Other groups that could benefit are optimizers or high-performance athletes. In addition to watching out for glucose spikes, athletes can use CGMs to keep their sugar—and thus energy—from dropping too low during a workout.

For our trial, we each wore Stelo sensors for about a month. We first watched how our glucose responded to our normal routines, and then spent a few weeks experimenting, which gave us some key insights:

  • People react very differently to glucose: One tester, for example, tried whole-grain sourdough bread from two different bakeries, and ate them with the same topping: unsweetened peanut butter. One of the breads prompted major spikes; the other caused barely a blip. Another tester experienced a rapid rise in blood sugar followed by a sudden drop after eating naked carbs, resulting in what might be called a “crash” or fatigue.
  • Sugars hide in interesting places: One of our testers saw her biggest spike after eating a bowl of chicken and bean soup from a healthy lunch spot. Another tester’s biggest spike came after a protein bar labeled “paleo.”
  • Try combining foods: One strategy that worked well for us was combining carbs with other macronutrients. Eating protein and high-fiber foods like vegetables before carbs at each meal can slow digestion and steady glucose levels.
  • Pay attention to lifestyle factors: Sleep, stress, exercise, and even the menstrual cycle can affect glucose levels. Sometimes exercise or stress can lead to a temporary spike in blood sugar, for instance, but doctors say the real concern would be if a behavior, such as a consistent lack of sleep, raises your baseline glucose over time.
  • The trends are what matters: Every spike is not a problem, Dr. Page-Wilson says. “You don’t want to pathologize things that are normal.” When most people eat carbohydrates, their blood sugar will increase—and this is totally normal as long as their blood sugar comes back down within about two hours. Rather than worrying about each time our blood sugar went up, we found it more useful to identify which foods or habits—like scarfing lunch too quickly or eating carbs on an empty stomach—led to blood-sugar spikes.

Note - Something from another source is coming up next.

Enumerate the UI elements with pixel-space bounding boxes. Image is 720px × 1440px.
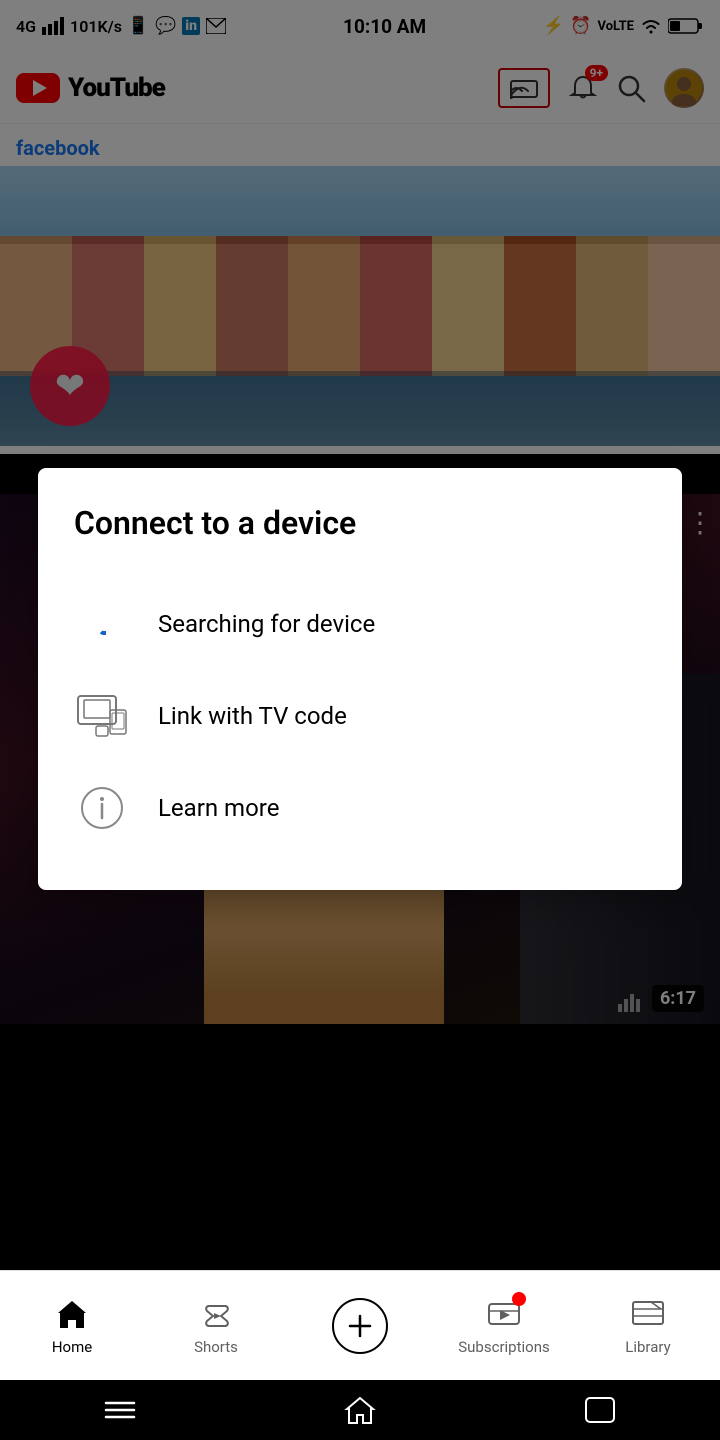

When our month was up, we stopped using the device. While we also plan to try the Lingo this year, doctors typically say people without diabetes don’t need to keep using a CGM beyond a limited trial.

One reason is cost: These over-the-counter sensors are unlikely to be covered by insurance, and they cost just under $100 for a month’s worth of wear.

Doctors also worry that watching glucose levels fluctuate could make some people worry unnecessarily or promote a disordered relationship with eating.

For our testers, once we learned not to worry about each normal up and down, we saw that small changes that felt manageable could have a significant impact. Tweaks like eating fiber or protein with our carbs or walking around after a meal did help keep our glucose from spiking too high, and the experience emphasized the importance of a good night’s sleep, too.

Tracking glucose offered a sense of control, which felt empowering. But it also highlighted the need for more research on continuous glucose monitoring among the general population.